◆教えてくれるのは……
美容ライター 楢﨑裕美さん
美白に肌修復etc.、新製品でもパワー全開!
“酵素”が肌にしてくれること
日本人の白肌信仰は篤(あつ)く、ずっと美白ケアが重視されてきたが、最近は白肌<透明感溢れる肌。各社、最上の透明感を求め、研究&開発を続ける中、今期、ズバぬけた透明感で注目を集めたのがランコムだ。興味深いのは、それを叶えたのが最先端アプローチではなく、酵素洗顔料や代謝酵素などでおなじみの酵素、という事実。かなりロハスなのに、くすみデフォルトの私も満足する透明感をもたらすパワープレイ。でも酵素って何だっけ?
「酵素は、体内で起こる化学反応を触媒する物質で、主にタンパク質です」とは、ランコム基礎研究所シニアエキスパート、鈴木格さん。「新しい細胞をつくる、筋肉を動かすなど、体内で何かしら起こるときには、タンパク質やDNAなどの分解や合成、酸化、還元をする必要があり、それを速やかに行うのが酵素です。ほとんどが10nm以下〜100nm程度と非常に小さく、通常の顕微鏡では観察できませんが、最新技術では動きまで明らかになりつつあります」。たとえば、細胞のエネルギー源(ATP)がつくられるときは、酵素が水車のようにクルクル回転。材料を中に取り込み、ATPへと変換していく。これは一例だが、「生物が先か酵素が先か、でいうと、明らかに酵素が先。酵素ナシでは生物は存在し得ない」というのも納得してしまうほど、活発かつ精密に動いており、この動きが加齢などの影響で衰えれば、カラダのあちこちで支障をきたし、透明感が失われるのも想像に難くない。

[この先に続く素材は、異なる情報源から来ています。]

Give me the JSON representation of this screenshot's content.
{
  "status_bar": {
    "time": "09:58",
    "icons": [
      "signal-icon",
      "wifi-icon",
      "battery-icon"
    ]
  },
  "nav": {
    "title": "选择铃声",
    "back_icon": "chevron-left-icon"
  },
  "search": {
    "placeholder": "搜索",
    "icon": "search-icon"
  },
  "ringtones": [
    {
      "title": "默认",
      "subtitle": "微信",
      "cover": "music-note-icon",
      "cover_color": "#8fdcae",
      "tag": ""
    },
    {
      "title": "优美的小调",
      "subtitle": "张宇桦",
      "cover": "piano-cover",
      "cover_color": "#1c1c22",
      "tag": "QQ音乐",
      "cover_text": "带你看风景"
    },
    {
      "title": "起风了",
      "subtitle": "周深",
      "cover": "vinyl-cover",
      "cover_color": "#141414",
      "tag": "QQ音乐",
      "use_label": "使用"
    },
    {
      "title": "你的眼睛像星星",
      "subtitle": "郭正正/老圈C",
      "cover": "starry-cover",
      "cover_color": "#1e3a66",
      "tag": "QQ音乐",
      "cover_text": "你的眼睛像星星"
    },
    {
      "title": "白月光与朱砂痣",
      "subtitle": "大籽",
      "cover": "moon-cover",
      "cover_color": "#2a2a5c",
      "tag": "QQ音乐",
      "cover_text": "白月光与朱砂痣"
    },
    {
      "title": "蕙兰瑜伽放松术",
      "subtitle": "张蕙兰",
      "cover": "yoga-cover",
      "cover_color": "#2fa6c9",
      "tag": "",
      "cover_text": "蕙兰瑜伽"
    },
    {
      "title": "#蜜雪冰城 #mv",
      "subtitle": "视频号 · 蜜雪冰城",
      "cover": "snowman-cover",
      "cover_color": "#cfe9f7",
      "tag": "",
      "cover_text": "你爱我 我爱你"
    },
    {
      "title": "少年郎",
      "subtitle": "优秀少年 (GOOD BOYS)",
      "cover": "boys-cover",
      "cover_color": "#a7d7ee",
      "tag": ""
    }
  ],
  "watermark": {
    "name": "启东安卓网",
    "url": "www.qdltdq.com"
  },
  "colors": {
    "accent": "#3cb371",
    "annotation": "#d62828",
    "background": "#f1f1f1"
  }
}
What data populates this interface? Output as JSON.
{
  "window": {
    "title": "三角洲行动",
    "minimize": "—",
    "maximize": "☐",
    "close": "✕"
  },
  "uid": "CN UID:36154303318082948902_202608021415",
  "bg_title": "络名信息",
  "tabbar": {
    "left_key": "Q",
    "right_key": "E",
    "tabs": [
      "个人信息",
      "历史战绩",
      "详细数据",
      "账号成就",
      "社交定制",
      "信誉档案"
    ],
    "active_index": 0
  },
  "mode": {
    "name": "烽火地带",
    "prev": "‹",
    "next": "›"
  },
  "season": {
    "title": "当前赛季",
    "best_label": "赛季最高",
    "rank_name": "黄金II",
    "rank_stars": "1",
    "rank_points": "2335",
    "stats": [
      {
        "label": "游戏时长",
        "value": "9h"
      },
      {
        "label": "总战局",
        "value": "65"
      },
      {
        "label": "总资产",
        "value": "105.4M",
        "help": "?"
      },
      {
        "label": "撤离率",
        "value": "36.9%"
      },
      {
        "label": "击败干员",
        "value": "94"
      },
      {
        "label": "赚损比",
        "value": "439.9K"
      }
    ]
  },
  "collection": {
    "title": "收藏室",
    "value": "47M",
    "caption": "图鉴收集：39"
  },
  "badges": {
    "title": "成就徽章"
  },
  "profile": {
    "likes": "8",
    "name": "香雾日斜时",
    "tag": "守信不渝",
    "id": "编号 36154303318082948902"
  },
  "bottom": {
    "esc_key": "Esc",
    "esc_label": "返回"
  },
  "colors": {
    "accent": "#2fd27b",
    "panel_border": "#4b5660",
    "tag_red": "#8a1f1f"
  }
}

では、肌内の酵素そのものをスキンケアで与えればいいかというと、「酵素は分子が大きいため浸透しにくいうえ、細胞の中へ到達させるのはさらに難しい。やはり酵素に働きかける成分を配合するほうが有効」とのこと。ちなみにランコムが着目したのは、肌の生まれ変わりや潤い成分NMFの生成にかかわる酵素で、この働きや発現を応援する成分を配合。まだまだ未解明な部分が多いだけに、今後、酵素ケアで得られる透明感の可能性は未知数。楽しみで仕方ない!
(左)フューチャーソリューション LX ユニバーサル ディフェンスe SPF50+/PA++++ 55g ¥9500/SHISEIDO
温度差の激しい環境に負けない肌づくりの鍵を握る酵素カスパーゼ14の産生促進成分を配合。
(中)クラリフィック ホワイト セラム〈医薬部外品〉30ml ¥14000(7/17発売)/ランコム
新たにメラニン生成に関わる酵素アプローチを追加。
(右)スイサイ ビューティクリア パウダーウォッシュN 0.4g×32個 ¥1800(編集部調べ)/カネボウ化粧品
肌表面の古い角質や皮脂を分解する酵素がイン。